Fig. 4. Tob-KO mice show hippocampal-mediated abnormal stress-related behavior.

Behavioral analyses in Tob-WT and KO mice and after overexpression of mouse TOB using AAV (hSyn-mTob) A–D. A Contextual fear conditioning and extinction expressed as percentage of time spent freezing. Two-way ANOVA followed by Bonferoni’s post-hoc test for multiple comparisons. B The forced swim test presented as a percentage of immobile time. One-way ANOVA followed by Bonferoni’s post-hoc test for multiple comparisons. C Elevated-plus maze showing the percentage of time spent in open arm. One-way ANOVA followed by Bonferoni’s post-hoc test for multiple comparisons. D Open field test showing the percentage of time spent in center region. One-way ANOVA followed by Bonferoni’s post-hoc test for multiple comparisons. Behavioral analyses in hippocampal-specific Tob-KO mice (E-I). E Schematic diagram showing the method for generation of hippocampal-specific Tob-KO (hsTobKO) mice through injection of adeno-associated virus expressing Cre recombinase under the hSyn promoter (AAV_hSyn_Cre) in mice having LoxP sequences flanking both sides of the Tob gene (Tob^fl/fl). F Contextual fear conditioning and extinction in hsTobKO presented as percentage of time showing freezing. Two-way ANOVA followed by Bonferoni’s post-hoc test for multiple comparisons. G The forced swim test is presented as percentage of time spent immobile. H The elevated-plus maze showed as the time spent in the open arm. I Open field test showing the percentage of time spent in the center region. Unpaired t-test. All values represent means ± SEMs. ns non-significant, *p < 0.05, **p < 0.01, ***p < 0.001, ****p < 0.0001.

Fig. 5. Abnormal transient transcriptional profile in hippocampus of Tob-KO mice and suppressed stress-induced LCN2 expression induced after fear conditioning training.

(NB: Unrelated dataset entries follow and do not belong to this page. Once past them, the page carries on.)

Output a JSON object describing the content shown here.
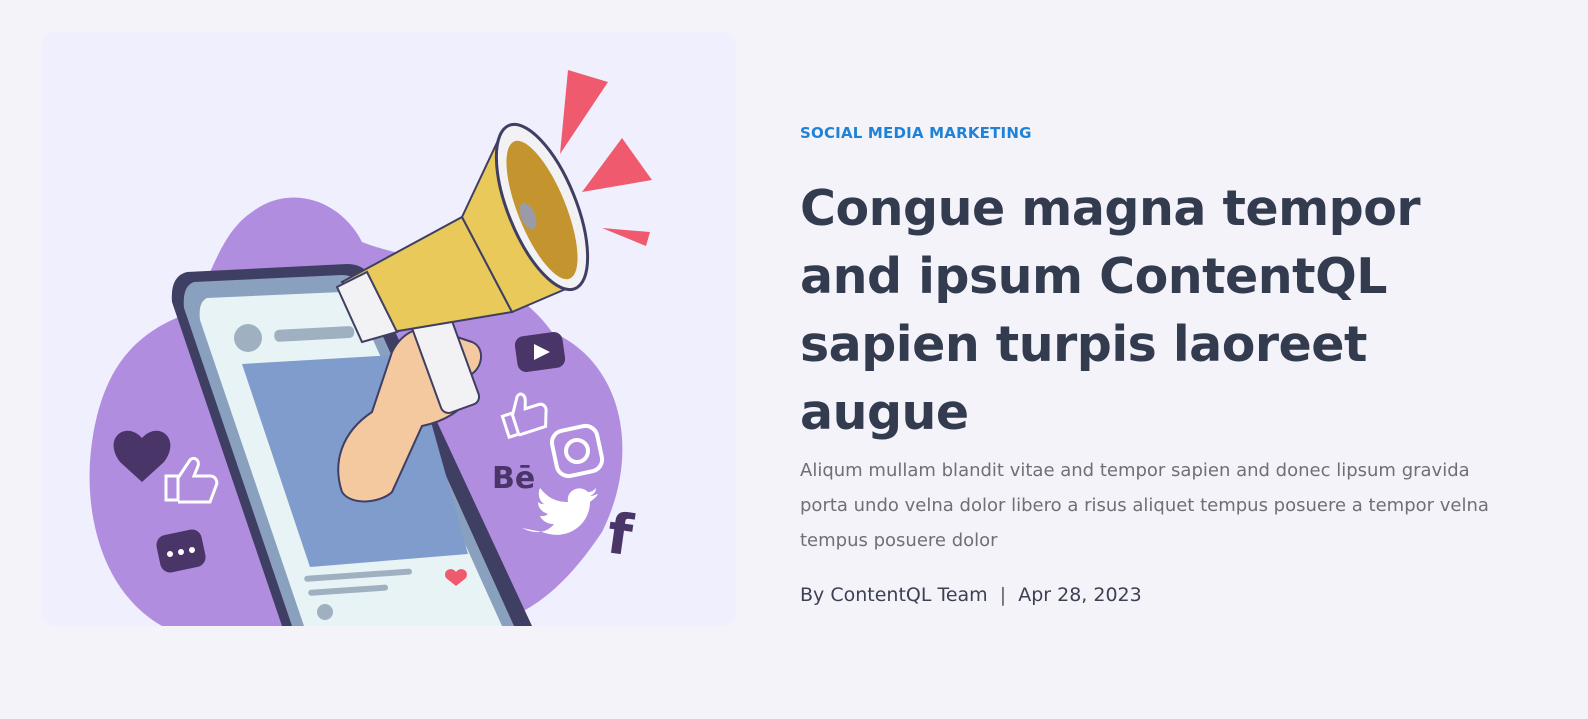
{
  "post": {
    "category": "SOCIAL MEDIA MARKETING",
    "title": "Congue magna tempor and ipsum ContentQL sapien turpis laoreet augue",
    "excerpt": "Aliqum mullam blandit vitae and tempor sapien and donec lipsum gravida porta undo velna dolor libero a risus aliquet tempus posuere a tempor velna tempus posuere dolor",
    "meta": {
      "by_prefix": "By",
      "author": "ContentQL Team",
      "separator": "|",
      "date": "Apr 28, 2023"
    }
  },
  "illustration": {
    "icons": [
      "heart-icon",
      "thumbs-up-icon",
      "chat-bubble-icon",
      "youtube-play-icon",
      "instagram-icon",
      "behance-icon",
      "twitter-bird-icon",
      "facebook-icon",
      "megaphone-icon",
      "smartphone-icon"
    ],
    "colors": {
      "blob": "#b18de0",
      "phone_frame": "#8aa0bf",
      "phone_screen": "#e8f3f6",
      "photo": "#7f9ccc",
      "megaphone": "#e8c95a",
      "accent_red": "#f05a6e",
      "icon_dark": "#4a3569"
    }
  },
  "colors": {
    "background": "#f4f3fa",
    "category": "#1f82d6",
    "title": "#333b4f",
    "excerpt": "#6e6f78",
    "meta": "#3c4152"
  }
}
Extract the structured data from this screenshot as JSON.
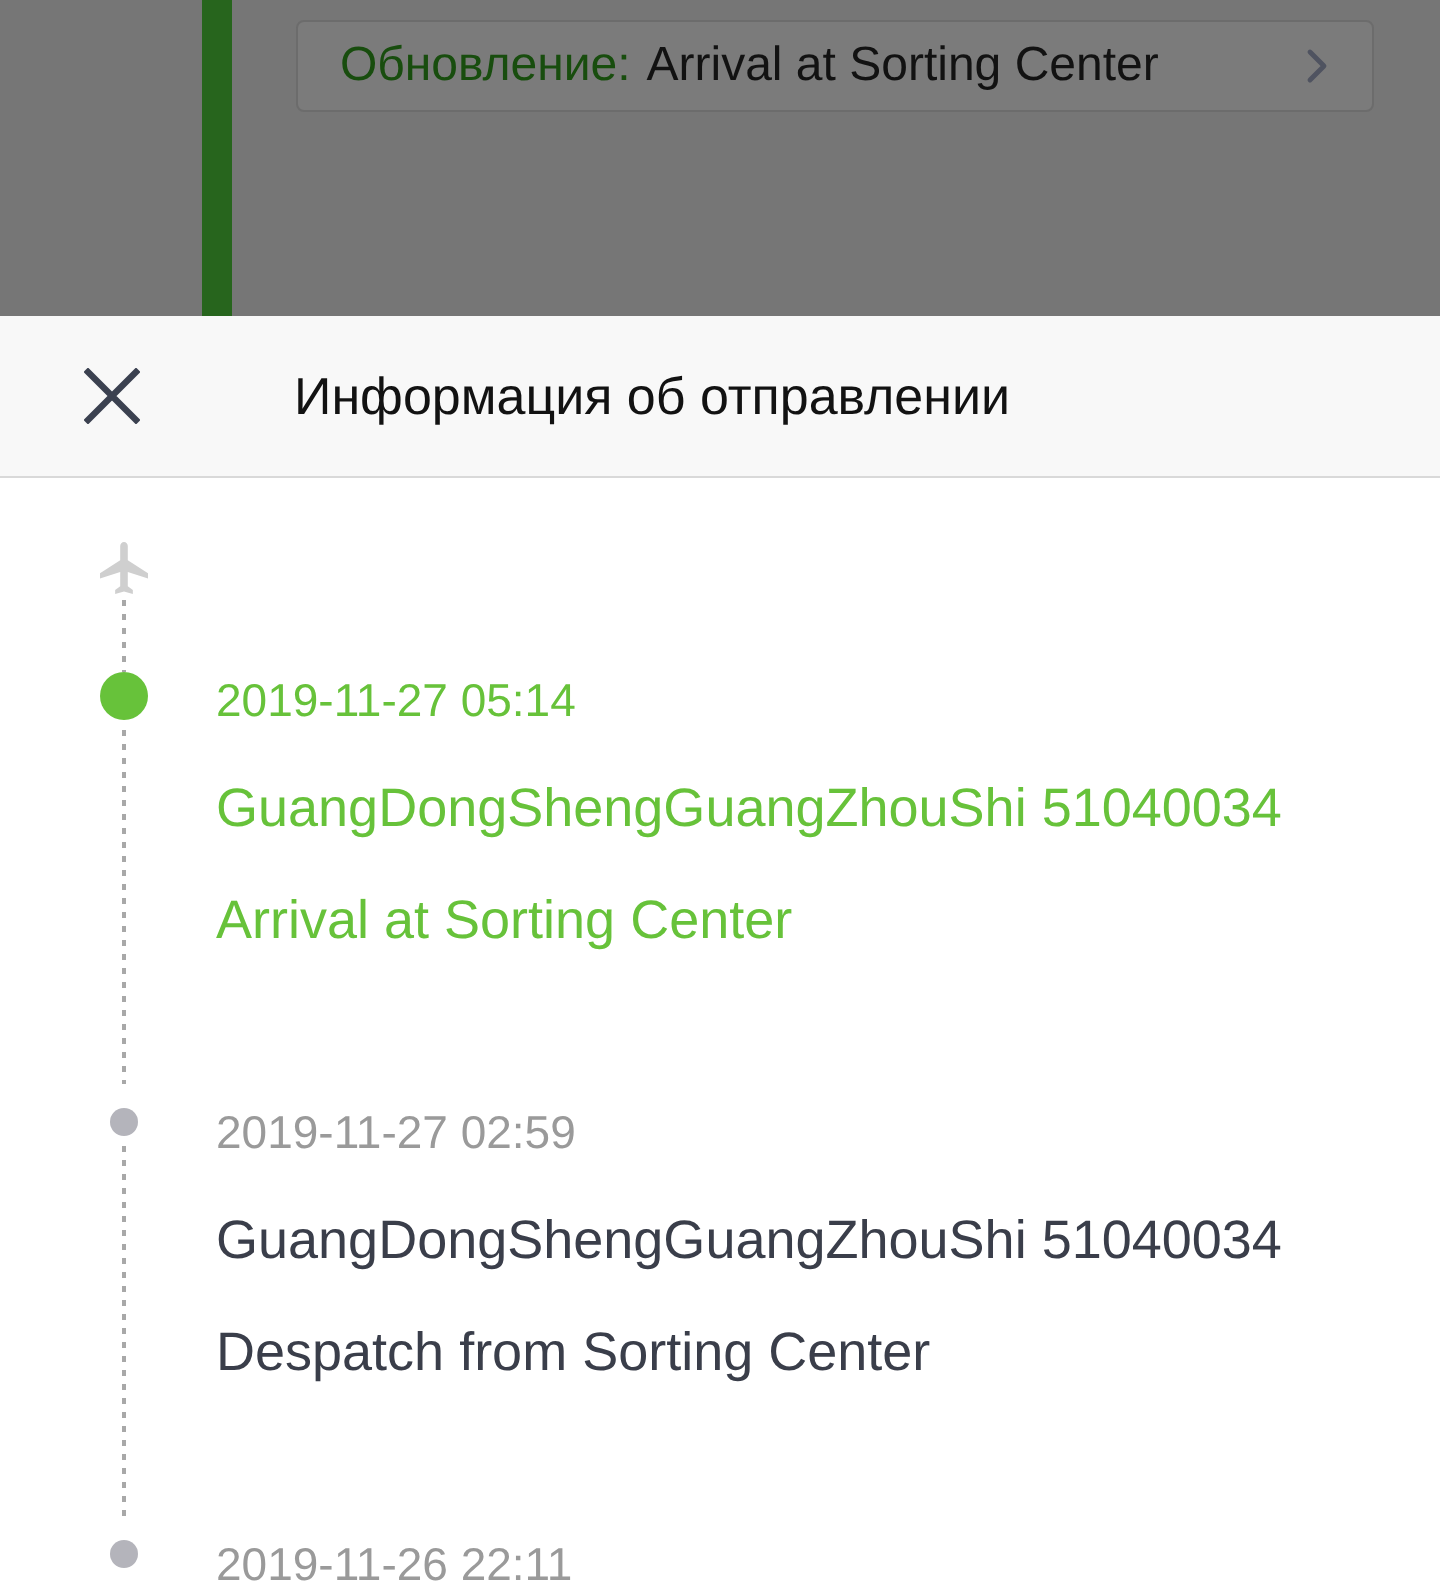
{
  "background": {
    "update": {
      "label": "Обновление:",
      "status": "Arrival at Sorting Center"
    }
  },
  "sheet": {
    "title": "Информация об отправлении"
  },
  "events": [
    {
      "time": "2019-11-27 05:14",
      "location": "GuangDongShengGuangZhouShi 51040034",
      "status": "Arrival at Sorting Center",
      "current": true
    },
    {
      "time": "2019-11-27 02:59",
      "location": "GuangDongShengGuangZhouShi 51040034",
      "status": "Despatch from Sorting Center",
      "current": false
    },
    {
      "time": "2019-11-26 22:11",
      "current": false
    }
  ]
}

A Heatmaps for differentially expressed genes in hippocampi of Tob-KO compared to Tob-WT mice using RNA sequencing without fear conditioning training (naive) and 15 min, 1 h, 3 h after fear conditioning training (represented as z-scores of log raw counts, FC_upregulated > 2 FC_{downregulated} < 0.5, p < 0.05, FDR < 0.05). B Pathway analysis for RNA sequencing candidates using IPA software showing activation of hormonal concentration in hippocampus of Tob KO mice at 15 min post-conditioning. C Real-time PCR for lipocalin-2 (Lcn2) mRNA in hippocampus of Tob-WT and KO naive mice and 15 min, 1 h and 3 h after fear conditioning. Two-way ANOVA followed by Bonferoni’s post-hoc test for multiple comparisons. D Western blotting showing protein expression of LCN-2 in hippocampi of naive Tob-KO mice and at 15 min, 1 h, and 3 h after fear conditioning training. E Normalized band intensity for LCN2 protein immunoblots. Two-way ANOVA followed by Bonferoni’s post-hoc test for multiple comparisons. F Western blotting showing abnormal protein expression in hippocampi of mice lacking Tob before and after fear conditioning training at 15 min, 1 h and 3 h. G Western blot band intensity quantification plots at different time points post-training compared to naive Tob-WT (p-ERK n = 4, MKP-1 n = 3). All values represent means ± SEMs. ns non-significant, *p < 0.05, **p < 0.01, ***p < 0.001, ****p < 0.0001.

Fig. 6. Summary showing the role of TOB in hippocampus-mediated stress response.

Tob deletion in mice induces hippocampal-dependent pathological behaviors of increased fear and depression-like behaviors. This can be explained by the altered functional connectivity between stress-related regions like hippocampus (HPC) and medial prefrontal cortex (mPFC). Tob-deficient hippocampal neurons showed increased excitatory and decreased inhibitory neurotransmission. Stress-induced ERK phosphorylation and LCN-2 expression were lower in the hippocampus of Tob-KO mice.